D's Chef Diaries
#013 Providing Constructive Feedback To The Community With Chef D

In today’s episode, we chop it up with Chef D, a private chef, TV Chef, and caterer with a  cooking style that showcases West African and Caribbean fusion.

The ingredients for today’s episode include “honey jerk wings, Coconut rum glazed salmon & Chin Chin chocolate cheesecake”, “Why is African or Caribbean food not known for its customer service?” & “Providing constructive feedback to the community”

Nathalie Brigaud Ngoum
#012 Nathalie Ngoum Talks Loving What You Do

In today’s episode, we chop it up with Nathalie Brigaud Ngoum, a Cameroonian Food Writer, Blogger & Recipe Developer.

Ingredients for today’s show include “Cameroonian dishes”, “Why you need to love what you do” & “How being creative in the kitchen can be a challenge when learning to cook”

The Krio Kanteen
#011 The Krio Kanteen Supper Club Experience With Joe Faulkner

In today’s episode, we chop it up with Joe Faulkner, the founder of The Krio Kanteen, a West African food pop-up that specialises in Sierra Leonean food.

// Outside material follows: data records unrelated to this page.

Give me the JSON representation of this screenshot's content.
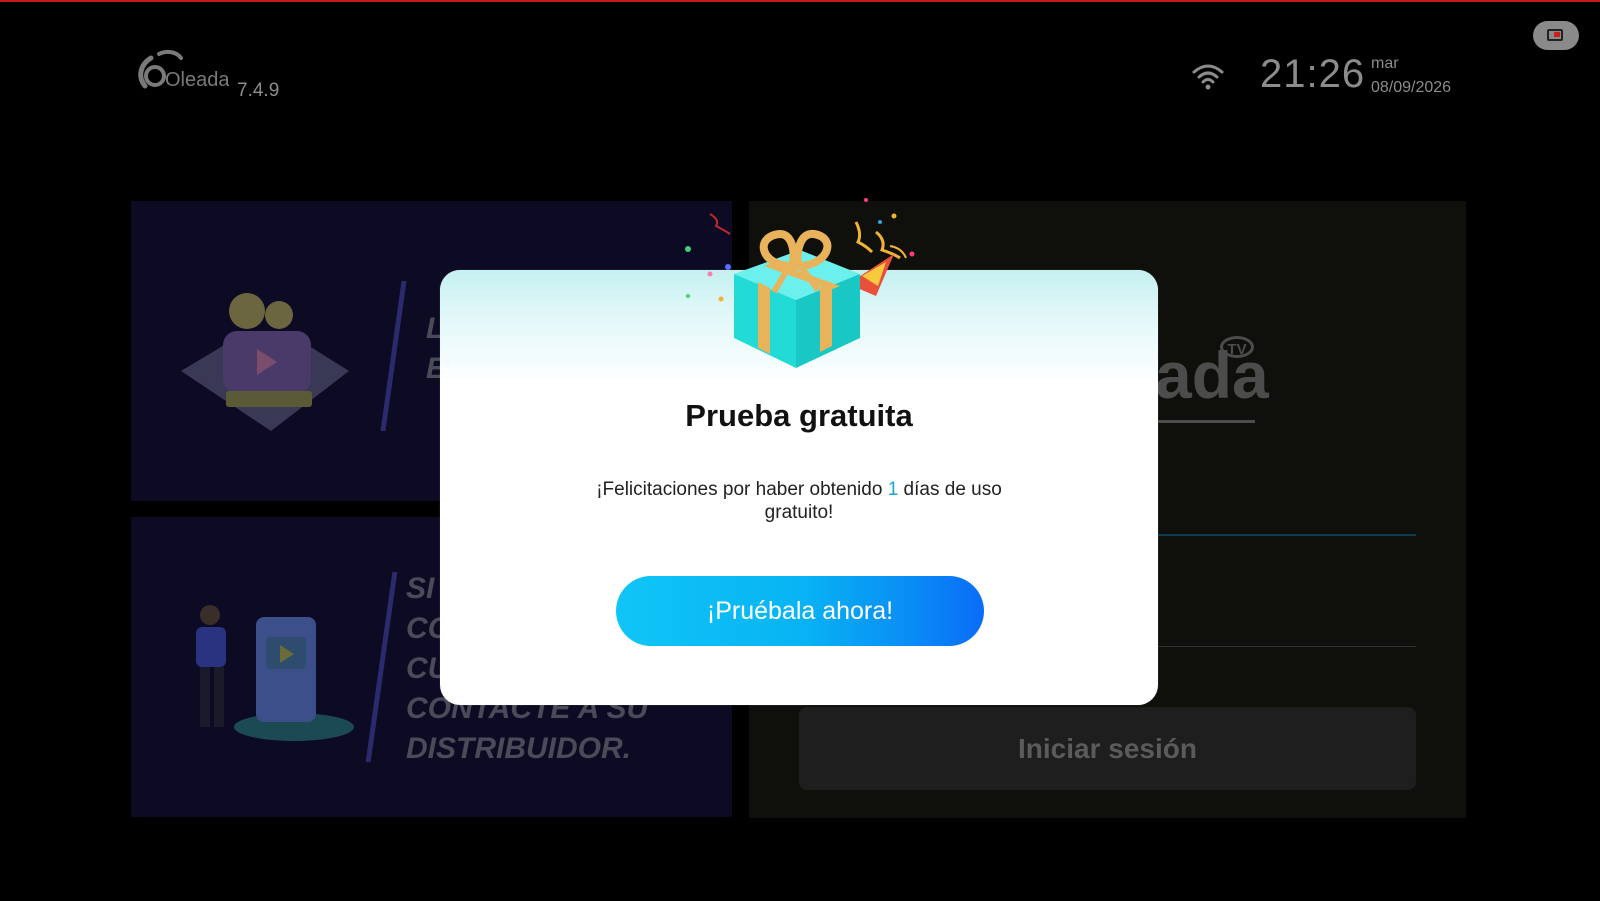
{
  "header": {
    "brand": "Oleada",
    "version": "7.4.9",
    "time": "21:26",
    "weekday": "mar",
    "date": "08/09/2026"
  },
  "background": {
    "promo_top_text": [
      "L",
      "E"
    ],
    "promo_bottom_text": [
      "SI",
      "CO",
      "CU",
      "CONTACTE A SU",
      "DISTRIBUIDOR."
    ],
    "right_brand": "ada",
    "right_brand_badge": "TV",
    "login_label": "Iniciar sesión"
  },
  "modal": {
    "title": "Prueba gratuita",
    "message_prefix": "¡Felicitaciones por haber obtenido ",
    "days": "1",
    "message_suffix": " días de uso gratuito!",
    "button_label": "¡Pruébala ahora!"
  },
  "icons": {
    "wifi": "wifi-icon",
    "cast": "cast-icon",
    "gift": "gift-icon"
  },
  "colors": {
    "accent": "#16a7d6",
    "button_start": "#10c5f6",
    "button_end": "#0a6cf7",
    "top_line": "#c21b1b"
  }
}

Ingredients for today’s show include “menu items from Joes last Supper Club” e.g. Rice Akara, Plasas – Cassava Leaf Sauce & more. We get a tip on following in Joe’s footsteps & “We hear a story about when cooking chicken for a supper club, didn’t go to plan.”

Toju Neburagho
#010 Toju Neburagho Talks Pairing Nigerian Food With Cake

We catch up with Toju Neburagho, the cake architect, baker, and founder of the bespoke cake brand “love.every.bite”

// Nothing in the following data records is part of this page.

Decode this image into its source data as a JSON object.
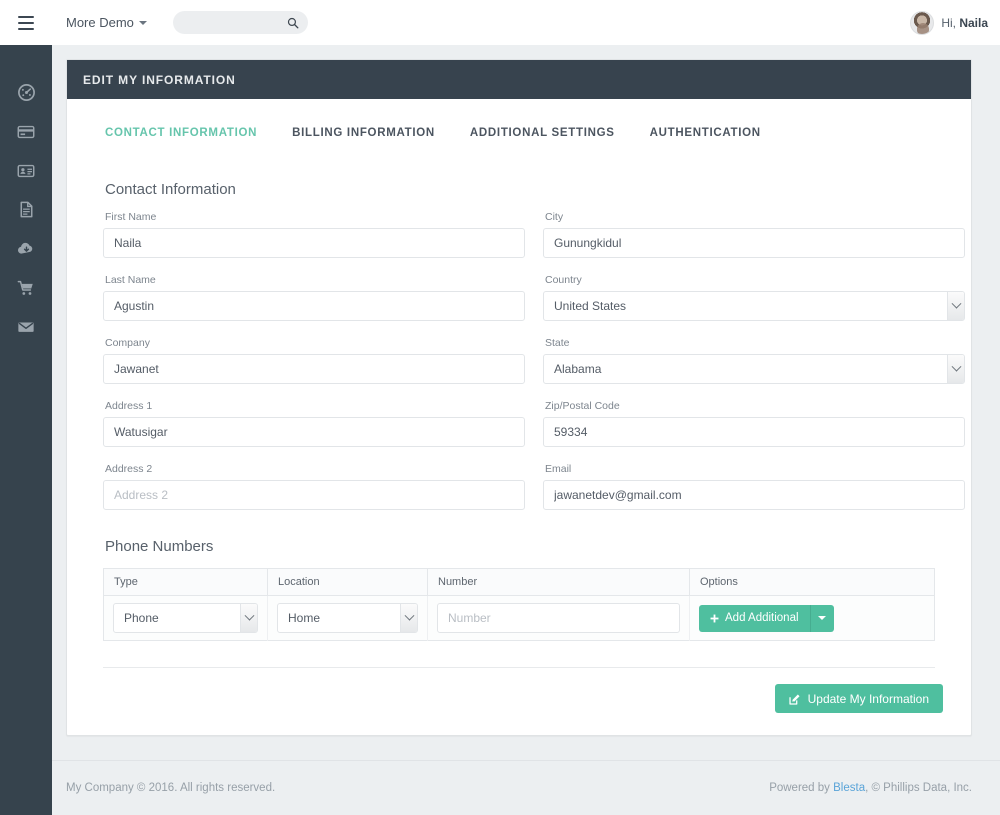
{
  "topbar": {
    "menu_icon": "hamburger-icon",
    "brand_label": "More Demo",
    "search_placeholder": "",
    "search_value": "",
    "search_icon": "search-icon",
    "greeting_prefix": "Hi, ",
    "user_name": "Naila"
  },
  "sidebar": {
    "items": [
      {
        "icon": "dashboard-icon",
        "name": "dashboard"
      },
      {
        "icon": "credit-card-icon",
        "name": "billing"
      },
      {
        "icon": "id-card-icon",
        "name": "accounts"
      },
      {
        "icon": "document-icon",
        "name": "invoices"
      },
      {
        "icon": "cloud-download-icon",
        "name": "downloads"
      },
      {
        "icon": "shopping-cart-icon",
        "name": "order"
      },
      {
        "icon": "envelope-icon",
        "name": "mail"
      }
    ]
  },
  "card": {
    "title": "EDIT MY INFORMATION",
    "tabs": [
      {
        "label": "CONTACT INFORMATION",
        "active": true
      },
      {
        "label": "BILLING INFORMATION",
        "active": false
      },
      {
        "label": "ADDITIONAL SETTINGS",
        "active": false
      },
      {
        "label": "AUTHENTICATION",
        "active": false
      }
    ],
    "contact_section_title": "Contact Information",
    "fields": {
      "first_name": {
        "label": "First Name",
        "value": "Naila",
        "placeholder": "First Name"
      },
      "last_name": {
        "label": "Last Name",
        "value": "Agustin",
        "placeholder": "Last Name"
      },
      "company": {
        "label": "Company",
        "value": "Jawanet",
        "placeholder": "Company"
      },
      "address1": {
        "label": "Address 1",
        "value": "Watusigar",
        "placeholder": "Address 1"
      },
      "address2": {
        "label": "Address 2",
        "value": "",
        "placeholder": "Address 2"
      },
      "city": {
        "label": "City",
        "value": "Gunungkidul",
        "placeholder": "City"
      },
      "country": {
        "label": "Country",
        "value": "United States"
      },
      "state": {
        "label": "State",
        "value": "Alabama"
      },
      "zip": {
        "label": "Zip/Postal Code",
        "value": "59334",
        "placeholder": "Zip/Postal Code"
      },
      "email": {
        "label": "Email",
        "value": "jawanetdev@gmail.com",
        "placeholder": "Email"
      }
    },
    "phone_section_title": "Phone Numbers",
    "phone_table": {
      "headers": [
        "Type",
        "Location",
        "Number",
        "Options"
      ],
      "rows": [
        {
          "type": "Phone",
          "location": "Home",
          "number": "",
          "number_placeholder": "Number",
          "add_label": "Add Additional",
          "add_icon": "plus-icon",
          "toggle_icon": "caret-down-icon"
        }
      ]
    },
    "update_button": {
      "label": "Update My Information",
      "icon": "edit-pencil-icon"
    }
  },
  "footer": {
    "left": "My Company © 2016. All rights reserved.",
    "right_prefix": "Powered by ",
    "right_link": "Blesta",
    "right_suffix": ", © Phillips Data, Inc."
  },
  "colors": {
    "accent_green": "#4fbf9f",
    "header_dark": "#37434e",
    "sidebar_dark": "#36434d",
    "page_bg": "#eceff1",
    "link_blue": "#5aa4d8"
  }
}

Ingredients for today’s show include “having confidence in your baking”, a “cake taste test,” & “pairing Nigerian food with cake.”

Alison & Stephanie
#009 What’s New Pop-Up Founders, Talks Christmas Dinner Ideas

Alison & Stephanie are the founders of “What’s New Pop-Up,” a platform for unique raw talent from a variety of categories including Food, Sports & Fitness, Fashion and more.

Ingredients for today’s show include things to eat during Christmas. We learn about how “What’s New Pop-Up” has grown, and we find out if your friends should support your business? 

Cooking With Caz
#007 Caz Talks Zimbabwean Food, Gango, Brunches & Catering

Caz is a London based food enthusiast, entrepreneur and the brainchild behind “Cooking With Caz”, a platform to share recipes, host events, engage with the community and more. 

Ingredients for today’s show include notable food from Zimbabwe, the “gango” food trend in Zimbabwe. Challenges of organising a brunch
 and catering.

Sef Kombo
#006 DJ Sef Kombo Talks Being A DJ & On Ghanaian & Tanzanian Food

Sef Kombo is a Soulful, Deep & Afro House DJ who played at our first brunch day party event. His work has taken him all over the world to countries like Germany, Denmark, Switzerland, Austria, Poland and many more. He has also hosted his own show on Bang Radio, BBC 1xtra, Rinse FM & East Africa Radio and has appeared on Kiss 100 and BBC Asian Network.

Ingredients for today’s show include the trials and tribulations of being a DJ, we also talk about food from Ghana and Tanzania.

#005 We Talk Pondu & Congolese Food With Princese

Princese enjoys sharing her passion for Congolese & African recipes via her social channels, through which she allows us to join in her journey on learning about food from different cultures.

Ingredients for today’s show include the exploration of a Congolese dish called Pondu. We find out why it’s important for a female to cook, and we get tips for YouTube and other social channels

Carlington Clarke
#004 Jamaican Restaurateur Carlington Clarke Talks Opening A Take-Away

Carlington Clarke is the entrepreneur, Head Chef and co-founder of Pumpkin Jerk Grill, an award-nominated take-away restaurant offering authentic Caribbean cuisine. Carlington has over 20 years of cooking experience and has been involved in a number of restaurant launches.
Ingredients for today’s show include tips on launching a new restaurant or takeaway. Should you expect your own take-away, not to make a profit in its 1st year of business? How to ensure all your cooks, cook the same way.